Cyan4973 / xxHash

Extremely fast non-cryptographic hash algorithm
http://www.xxhash.com/
Other
9.04k stars 773 forks source link

Optimize scalar secret access #870

Open easyaspi314 opened 1 year ago

easyaspi314 commented 1 year ago

So notably XXH3 assumes you got unaligned access, as it has become kinda standard on modern processors. However, it doesn't have to be as bad as it is for strict alignment targets.

With RISC-V gaining traction and NOT having unaligned access, we have a modern 64-bit target that will be running scalar with strict alignment.

One thing that could be clearly optimized is the secret access.

When we remove SIMD and look at XXH3 on an 8 byte granularity, we can see that we have a FIFO queue. (Half scale)

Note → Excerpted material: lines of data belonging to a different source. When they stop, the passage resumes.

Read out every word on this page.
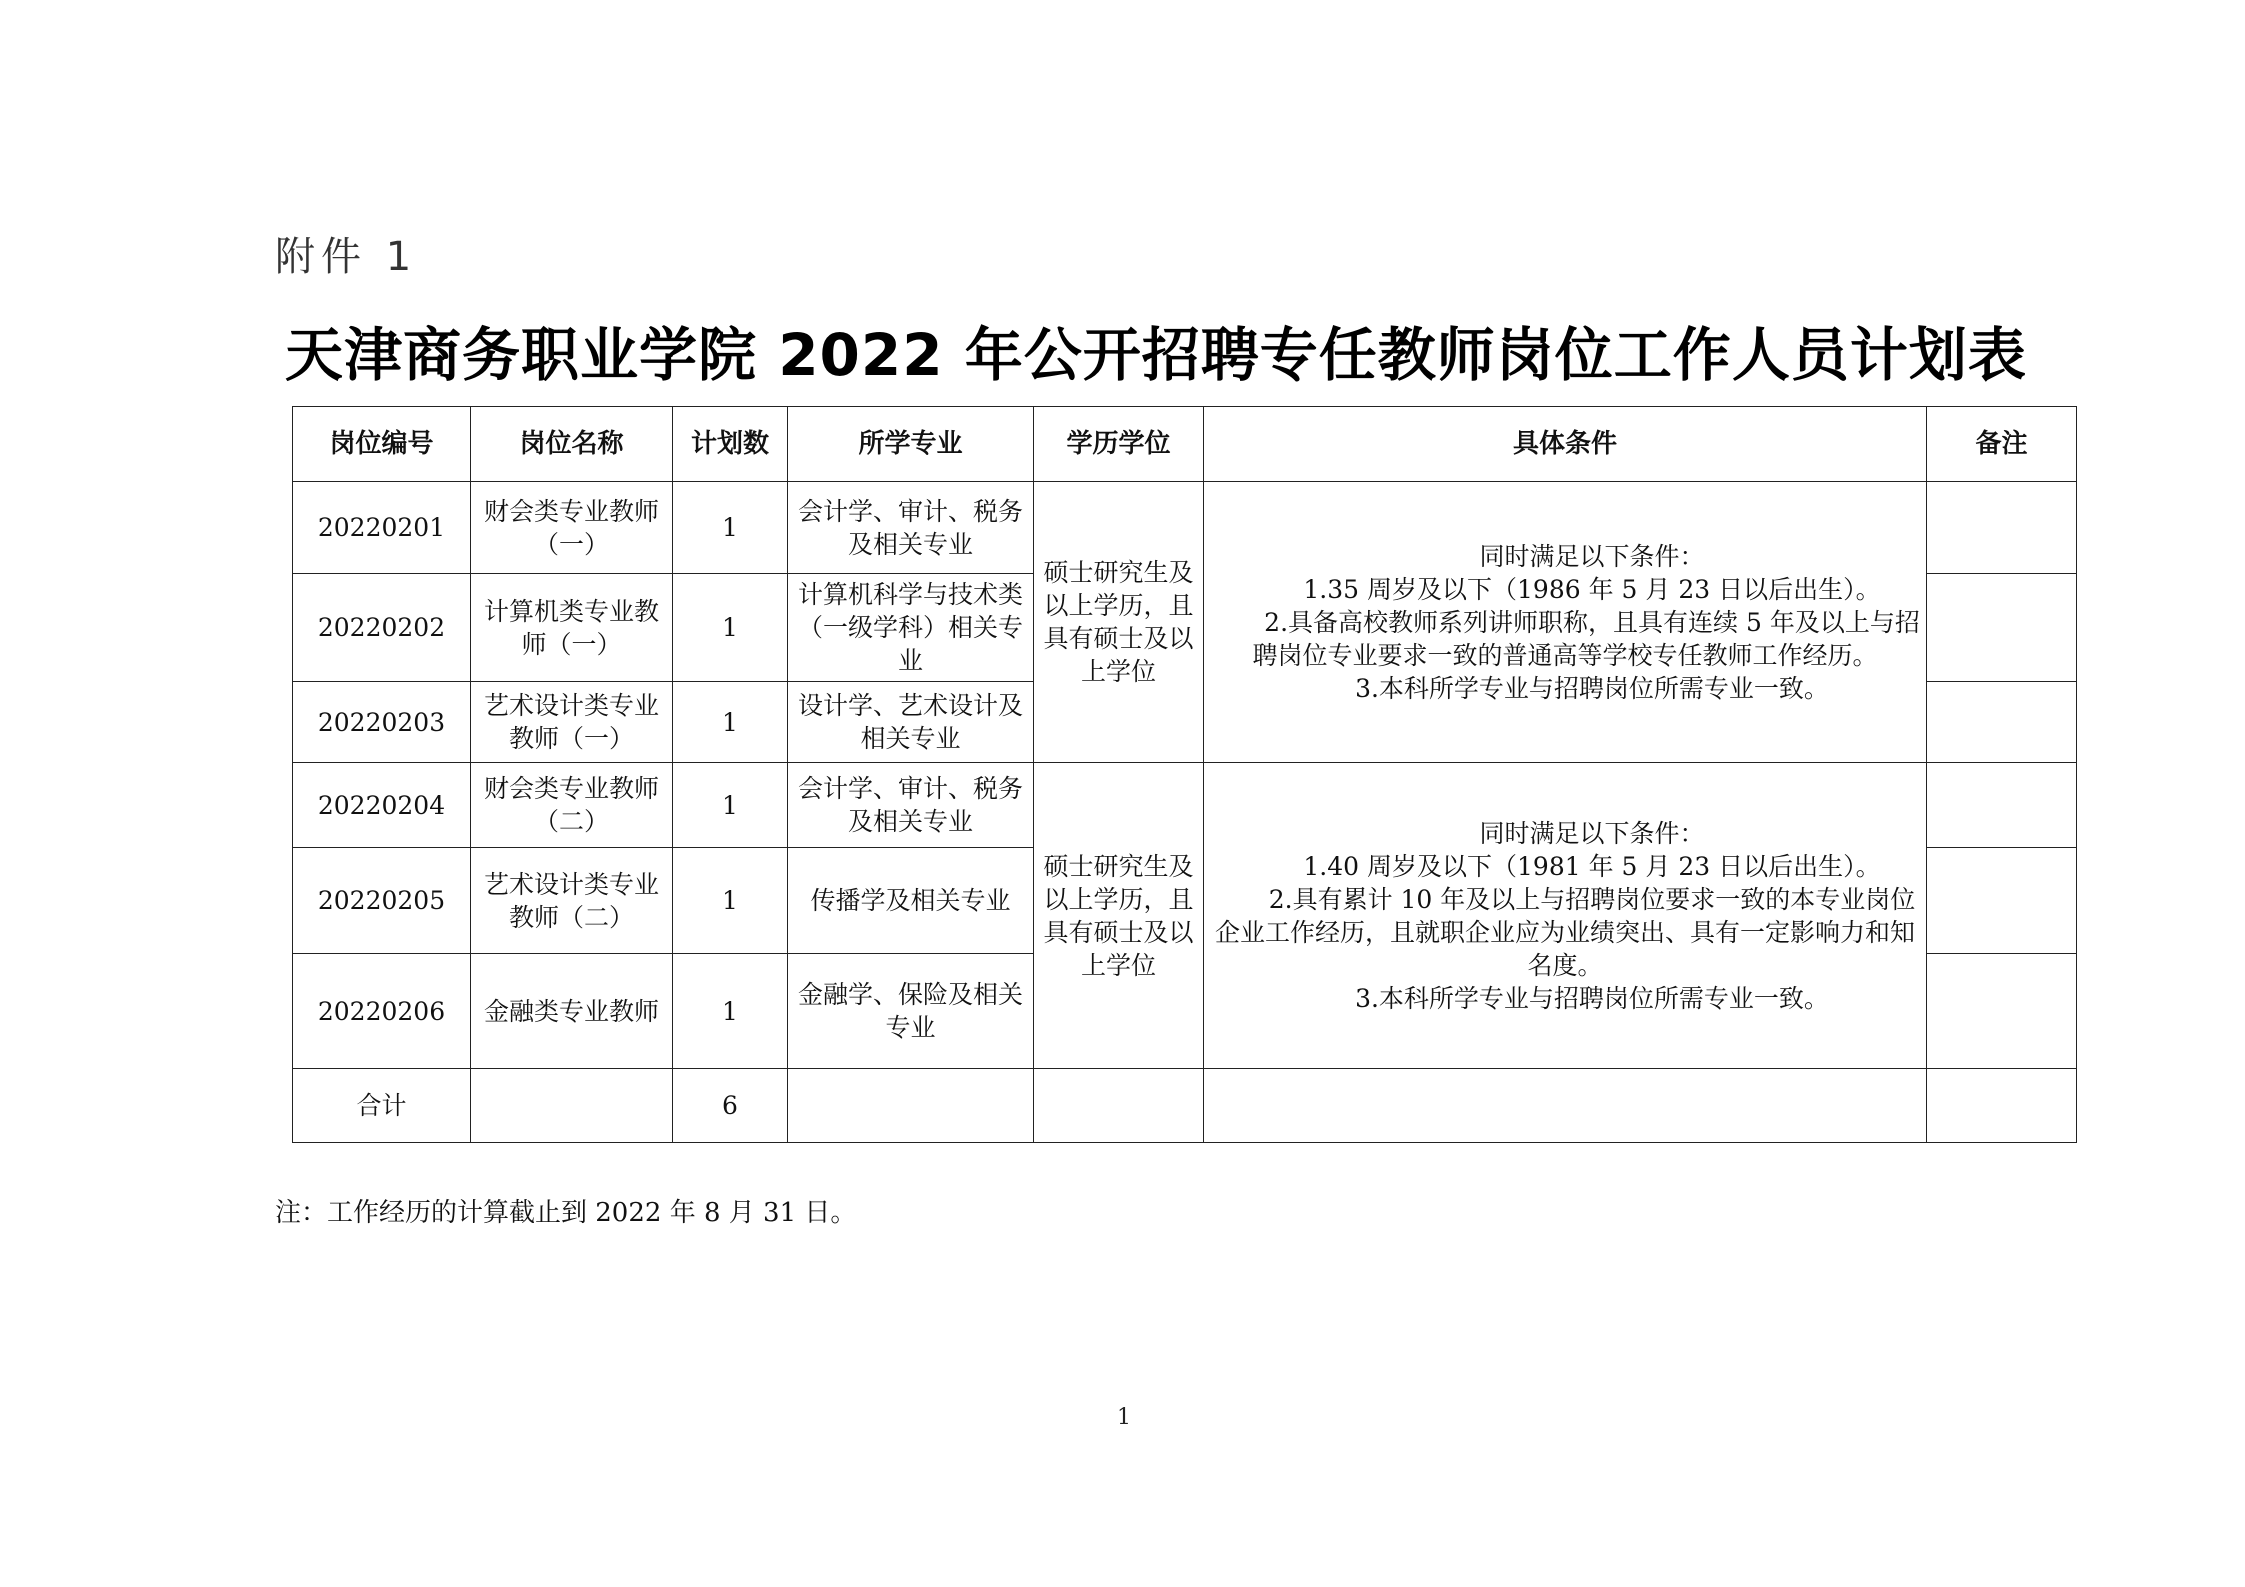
附件 1
天津商务职业学院 2022 年公开招聘专任教师岗位工作人员计划表
岗位编号	岗位名称	计划数	所学专业	学历学位	具体条件	备注
20220201	财会类专业教师（一）	1	会计学、审计、税务及相关专业	硕士研究生及以上学历，且具有硕士及以上学位	同时满足以下条件：

1.35 周岁及以下（1986 年 5 月 23 日以后出生）。

2.具备高校教师系列讲师职称，且具有连续 5 年及以上与招聘岗位专业要求一致的普通高等学校专任教师工作经历。

3.本科所学专业与招聘岗位所需专业一致。	

20220202	计算机类专业教师（一）	1	计算机科学与技术类（一级学科）相关专业			
20220203	艺术设计类专业教师（一）	1	设计学、艺术设计及相关专业			
20220204	财会类专业教师（二）	1	会计学、审计、税务及相关专业	硕士研究生及以上学历，且具有硕士及以上学位	同时满足以下条件：

1.40 周岁及以下（1981 年 5 月 23 日以后出生）。

2.具有累计 10 年及以上与招聘岗位要求一致的本专业岗位企业工作经历，且就职企业应为业绩突出、具有一定影响力和知名度。

3.本科所学专业与招聘岗位所需专业一致。	

20220205	艺术设计类专业教师（二）	1	传播学及相关专业			
20220206	金融类专业教师	1	金融学、保险及相关专业			
合计		6				
注：工作经历的计算截止到 2022 年 8 月 31 日。
1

| 0 | 1 | 2 | 3 | 4 | 5 | 6 | 7 |
[   stripe 1    ]
    [    stripe 2   ]
        [    stripe 3   ]
            [    stripe 4   ]
                [    stripe 5   ]

We could create a ring buffer of ready-to-use values:

XXH3_accumulate(..., xsecret)
{
    u64 secret_buffer[8];
    int secret_buffer_pos = 0;
    for (i = 0; i < 7; i++) { // one less
        secret_buffer[i] = XXH_readLE64(xsecret + 8 * i);
     }
     for each stripe {
         secret_buffer[(secret_buffer_pos + 7) % 8] = XXH_readLE64(xsecret + ...);
         XXH3_accumulate_512(...);
         secret_buffer_pos = (secret_buffer_pos + 1) % 8;
     }
}

This could be the secret (heh) to a possible massive performance increase on strict alignment scalar without an O(n) buffer, as with 8 byte granularity, the overlapping reads are entirely avoidable, and we have 1/8 the unaligned accesses at the cost of a ring buffer which could possibly be done in registers as well (but that would be detrimental to dumber compilers).

This would only make sense on strict alignment/big endian with slow swaps.

sh1boot commented 1 year ago

I believe RISC-V implementations are allowed unaligned access, so be careful how such code is enabled, so as to not slow down the cores that support unaligned.